A bill in Michigan seeks to add their state to that list.
Michigan would be in the minority – joining just a handful of states nationwide – if legislation eliminating a ban on concealed guns in schools was signed into law, according to a national gun violence prevention group.
Information compiled by the Giffords Law Center to Prevent Gun Violence shows six states – Alabama, Alaska, New Hampshire, Oregon, Rhode Island and Utah – allow residents with concealed pistol licenses to carry firearms in K-12 schools.
In Hawaii, there’s no relevant law on the matter, meaning it’s generally up to individual school districts to set policy on the matter, said Hannah Shearer, an attorney at the Giffords center, named after former U.S. Rep. Gabrielle Giffords, who was injured in a 2011 mass shooting in her home state of Arizona.

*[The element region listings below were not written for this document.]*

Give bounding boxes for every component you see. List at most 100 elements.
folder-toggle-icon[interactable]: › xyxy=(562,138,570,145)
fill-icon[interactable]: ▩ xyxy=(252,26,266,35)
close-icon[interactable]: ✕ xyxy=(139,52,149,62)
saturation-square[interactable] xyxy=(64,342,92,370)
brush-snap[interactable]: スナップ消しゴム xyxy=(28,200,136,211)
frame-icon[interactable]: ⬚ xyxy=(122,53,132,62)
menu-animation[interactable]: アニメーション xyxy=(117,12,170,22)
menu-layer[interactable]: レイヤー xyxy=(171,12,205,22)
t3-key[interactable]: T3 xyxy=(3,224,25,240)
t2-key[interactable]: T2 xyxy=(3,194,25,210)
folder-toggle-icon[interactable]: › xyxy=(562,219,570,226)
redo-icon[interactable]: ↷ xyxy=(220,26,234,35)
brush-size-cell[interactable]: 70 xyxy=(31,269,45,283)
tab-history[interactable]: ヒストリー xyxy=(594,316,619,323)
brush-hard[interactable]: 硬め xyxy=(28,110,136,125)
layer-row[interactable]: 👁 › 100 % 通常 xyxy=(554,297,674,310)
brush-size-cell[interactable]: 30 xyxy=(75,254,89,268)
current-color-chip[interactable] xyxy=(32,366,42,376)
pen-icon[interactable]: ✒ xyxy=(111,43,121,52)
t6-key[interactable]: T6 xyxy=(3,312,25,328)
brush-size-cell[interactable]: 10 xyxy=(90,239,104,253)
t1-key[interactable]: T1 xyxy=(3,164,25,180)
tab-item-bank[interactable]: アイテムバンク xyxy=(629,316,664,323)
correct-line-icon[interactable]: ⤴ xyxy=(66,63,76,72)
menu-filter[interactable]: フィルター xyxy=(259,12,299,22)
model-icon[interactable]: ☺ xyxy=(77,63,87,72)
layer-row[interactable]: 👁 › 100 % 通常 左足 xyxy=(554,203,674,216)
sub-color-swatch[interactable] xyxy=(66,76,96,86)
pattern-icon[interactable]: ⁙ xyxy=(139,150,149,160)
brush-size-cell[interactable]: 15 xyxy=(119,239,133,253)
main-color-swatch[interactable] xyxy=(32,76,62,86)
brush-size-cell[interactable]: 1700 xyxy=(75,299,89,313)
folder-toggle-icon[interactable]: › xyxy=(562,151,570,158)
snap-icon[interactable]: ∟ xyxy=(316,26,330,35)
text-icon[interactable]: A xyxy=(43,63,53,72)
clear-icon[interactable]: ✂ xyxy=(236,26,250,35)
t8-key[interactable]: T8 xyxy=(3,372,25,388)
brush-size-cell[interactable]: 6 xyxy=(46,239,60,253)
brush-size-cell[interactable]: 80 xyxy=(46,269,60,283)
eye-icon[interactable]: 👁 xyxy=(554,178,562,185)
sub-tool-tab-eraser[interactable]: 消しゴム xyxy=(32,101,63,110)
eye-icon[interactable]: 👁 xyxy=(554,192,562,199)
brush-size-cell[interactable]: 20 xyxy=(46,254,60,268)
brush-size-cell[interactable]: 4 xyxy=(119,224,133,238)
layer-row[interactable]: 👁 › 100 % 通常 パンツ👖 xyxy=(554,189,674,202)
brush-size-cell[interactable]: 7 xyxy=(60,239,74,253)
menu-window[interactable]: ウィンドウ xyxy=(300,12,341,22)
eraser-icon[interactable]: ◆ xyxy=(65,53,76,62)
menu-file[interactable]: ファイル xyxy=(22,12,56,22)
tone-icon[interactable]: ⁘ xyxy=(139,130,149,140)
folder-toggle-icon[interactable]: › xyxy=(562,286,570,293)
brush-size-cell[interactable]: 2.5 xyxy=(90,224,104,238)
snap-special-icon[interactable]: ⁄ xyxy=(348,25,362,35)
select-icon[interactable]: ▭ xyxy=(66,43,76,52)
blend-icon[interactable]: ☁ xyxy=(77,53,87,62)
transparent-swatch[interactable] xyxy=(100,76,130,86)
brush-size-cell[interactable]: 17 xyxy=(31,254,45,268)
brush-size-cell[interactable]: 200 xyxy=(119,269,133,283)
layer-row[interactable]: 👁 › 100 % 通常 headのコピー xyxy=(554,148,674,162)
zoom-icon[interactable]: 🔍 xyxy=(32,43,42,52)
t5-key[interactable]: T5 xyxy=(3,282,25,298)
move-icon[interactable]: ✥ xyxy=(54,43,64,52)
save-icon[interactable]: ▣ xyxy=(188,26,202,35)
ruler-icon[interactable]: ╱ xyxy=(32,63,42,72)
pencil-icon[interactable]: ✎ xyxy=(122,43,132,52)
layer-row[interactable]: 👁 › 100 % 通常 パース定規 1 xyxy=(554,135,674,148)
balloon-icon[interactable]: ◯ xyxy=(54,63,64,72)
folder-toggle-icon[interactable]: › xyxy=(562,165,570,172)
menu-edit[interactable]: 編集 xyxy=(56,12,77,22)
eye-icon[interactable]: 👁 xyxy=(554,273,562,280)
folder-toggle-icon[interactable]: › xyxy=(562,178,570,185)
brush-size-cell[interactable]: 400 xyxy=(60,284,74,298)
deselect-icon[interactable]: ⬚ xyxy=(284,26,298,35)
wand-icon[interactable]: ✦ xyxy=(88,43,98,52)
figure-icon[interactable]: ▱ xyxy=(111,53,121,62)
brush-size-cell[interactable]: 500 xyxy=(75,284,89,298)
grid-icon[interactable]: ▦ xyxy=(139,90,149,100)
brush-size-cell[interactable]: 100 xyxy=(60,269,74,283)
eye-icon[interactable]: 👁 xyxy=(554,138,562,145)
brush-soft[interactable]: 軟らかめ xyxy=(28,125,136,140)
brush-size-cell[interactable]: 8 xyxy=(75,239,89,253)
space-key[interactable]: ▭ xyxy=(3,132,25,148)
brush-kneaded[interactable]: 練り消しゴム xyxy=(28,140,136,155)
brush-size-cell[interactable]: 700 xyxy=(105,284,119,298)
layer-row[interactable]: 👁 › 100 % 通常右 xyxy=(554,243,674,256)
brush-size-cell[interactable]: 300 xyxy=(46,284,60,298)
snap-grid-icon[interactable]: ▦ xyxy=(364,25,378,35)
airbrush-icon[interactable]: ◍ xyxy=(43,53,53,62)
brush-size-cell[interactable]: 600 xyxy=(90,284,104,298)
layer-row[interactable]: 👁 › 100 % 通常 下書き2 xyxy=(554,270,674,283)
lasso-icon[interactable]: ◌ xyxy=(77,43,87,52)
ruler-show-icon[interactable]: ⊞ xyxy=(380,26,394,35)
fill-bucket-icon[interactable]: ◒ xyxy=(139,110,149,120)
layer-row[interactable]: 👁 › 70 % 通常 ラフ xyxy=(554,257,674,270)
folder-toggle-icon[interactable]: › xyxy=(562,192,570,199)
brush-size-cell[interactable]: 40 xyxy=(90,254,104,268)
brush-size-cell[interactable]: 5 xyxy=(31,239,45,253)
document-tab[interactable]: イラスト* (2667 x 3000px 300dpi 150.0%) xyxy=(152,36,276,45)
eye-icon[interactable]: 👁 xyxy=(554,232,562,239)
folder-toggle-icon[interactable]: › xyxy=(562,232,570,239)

Another state, Wyoming, allows school employees – but not the public – to carry concealed firearms in schools, Shearer said.
However, all isn’t roses and sunshine with the Michigan bill.
There’s one little catch in place. That is the bill will close a loophole in current state law that allows open carry on school grounds.
The permits needed to carry at a school will be an additional eight hours of training, making it similar to Arkansas’ “enhanced” permits…preferably with the training ready to go far enough ahead of time so people can actually get the permits.
Folks in Michigan shouldn’t get their hopes up that concealed carry on school grounds will be a thing, however. Gov. Rick Snyder vetoed a similar bill in 2012 and has gone on to say that he didn’t “see any real change from where we were.” While he hasn’t come right out and warned of a veto, it seems a likely outcome based on his previous actions.
Closing the open carry loophole is may well be more of a calculated move designed to get potentially hostile politicians on board, but it’s still likely to not sit well with some gun rights advocates, and understandably so. After all, does it ultimately move the needle on gun rights toward more freedom? Or less.
At best, this one sounds like a wash, and that’s not really worth it to a lot of people, particularly if open carry is permitted with or without a permit. Personally, I think open carry is a bad way to go about business as a general rule, but not everyone shares that opinion.
Regardless, this bill warrants careful watching. If it gets through the legislative hurdles and lands on Snyder’s desk, will it be a repeat of 2012? Or will the current political climate force his hand and push him to sign the bill into law?
We’ll just have to wait and see, unfortunately.